REPUBLIKA.CO.ID, SURABAYA – Perkembangan Usaha Kecil Menengah (UKM) di wilayah Jawa Timur dinilai sangat pesat.
Namun, menurut Kepala UKM Center Fakultas Ekonomi Universitas Indonesia, Hilda Fachrizah, saat ini UKM baik di Jawa Timur maupun wilayah lain di Indonesia masih memiliki keterbatasan pasar.
Sebabnya, kata Hilda, UKM masih berkutat pada satu pasar yaang mereka garap. Hal itu justru yang menyebabkan UKM hanya stagnan pada level yang mereka miliki saat itu.
Padahal, meskipun jumlah produksi mereka masih minim, mereka juga harus mengembangkan pasar baru untuk mempertahankan diri seandainya pasar mereka hilang. "Potensi pasar baru harus terus dikembangkan, untuk membuat UKM berkembang maju," kata Hilda usai memberi penyuluhan di Surabaya, Jumat (13/4).

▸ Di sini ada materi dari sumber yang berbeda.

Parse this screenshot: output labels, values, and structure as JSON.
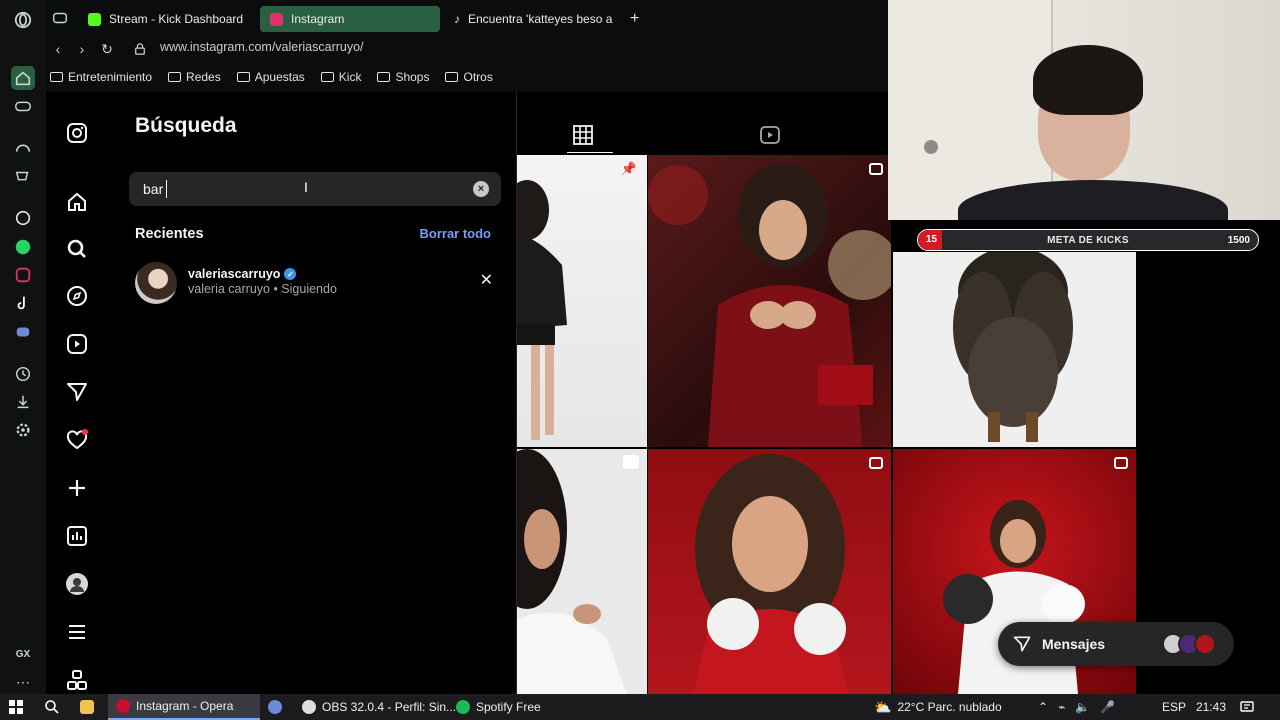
{
  "browser": {
    "tabs": [
      {
        "label": "Stream - Kick Dashboard",
        "favicon_color": "#53fc18"
      },
      {
        "label": "Instagram",
        "favicon_color": "#e1306c"
      },
      {
        "label": "Encuentra 'katteyes beso a",
        "favicon_color": "#ffffff"
      }
    ],
    "new_tab_label": "+",
    "url": "www.instagram.com/valeriascarruyo/",
    "bookmarks": [
      "Entretenimiento",
      "Redes",
      "Apuestas",
      "Kick",
      "Shops",
      "Otros"
    ],
    "sidebar_badge": "GX"
  },
  "search": {
    "title": "Búsqueda",
    "query": "bar",
    "clear_label": "×",
    "recents_label": "Recientes",
    "clear_all_label": "Borrar todo",
    "recent_items": [
      {
        "username": "valeriascarruyo",
        "subtitle": "valeria carruyo • Siguiendo",
        "verified": true
      }
    ],
    "remove_label": "✕"
  },
  "kick_goal": {
    "current": "15",
    "label": "META DE KICKS",
    "target": "1500",
    "progress": 0.01,
    "color": "#d21c24"
  },
  "messages": {
    "label": "Mensajes"
  },
  "taskbar": {
    "items": [
      {
        "label": "Instagram - Opera",
        "color": "#c8102e"
      },
      {
        "label": "OBS 32.0.4 - Perfil: Sin...",
        "color": "#dddddd"
      },
      {
        "label": "Spotify Free",
        "color": "#1db954"
      }
    ],
    "weather": "22°C  Parc. nublado",
    "lang": "ESP",
    "time": "21:43"
  }
}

Menurut Hilda, UKM memiliki potensi untuk tetap stabil menghadapi ketidakstabilan kondisi politik maupun ekonomi. Oleh sebab itu, keberadaan UKM harusnya mampu menjadi penyegar inovasi berbagai produk penopang ekonomi masyarakat. "Tantangan terbesar UKM sebenarnya bukan masalah modal, dan persaingan diantara mereka sendiri, namun leboh pada persaingan global yang mereka hadapi," ujarnya.
Banyaknya produk import, terkadang menjadikan UKM tidak mampu untuk mengembangkan pasar mereka ke ranah yang lebih luas. Pasalnya, banjir produk import telah memenuhi pasar dengan tawaran harga yang lebih murah dan massal.
Namun, Hilda optimis melihat UKM di Surabaya karena peran pemerintah sangat kuat untuk menjadikan UKM Surabaya mampu bersaing dengan produk import. Dari data BPS, jumlah UKM di Surabaya sebanyak 362.448 dari keseluruhan 4.211.541 di Jatim.
Direktur Bidang Pengembangan Usaha (BKPM), Erma Dewi, kepada wartawan mengungkapkan, pihaknya optimis keberadaan UKM mampu bersaing dengan produk import. Namun, pihaknya juga berpendapat, bahwa pemerintah harus memberikan kebijakan yang tepat untuk mengatur keberadaan barang import. Tanpa campur tangan pemerintah, UKM tidak akan berkembang di wilayahnya sendiri.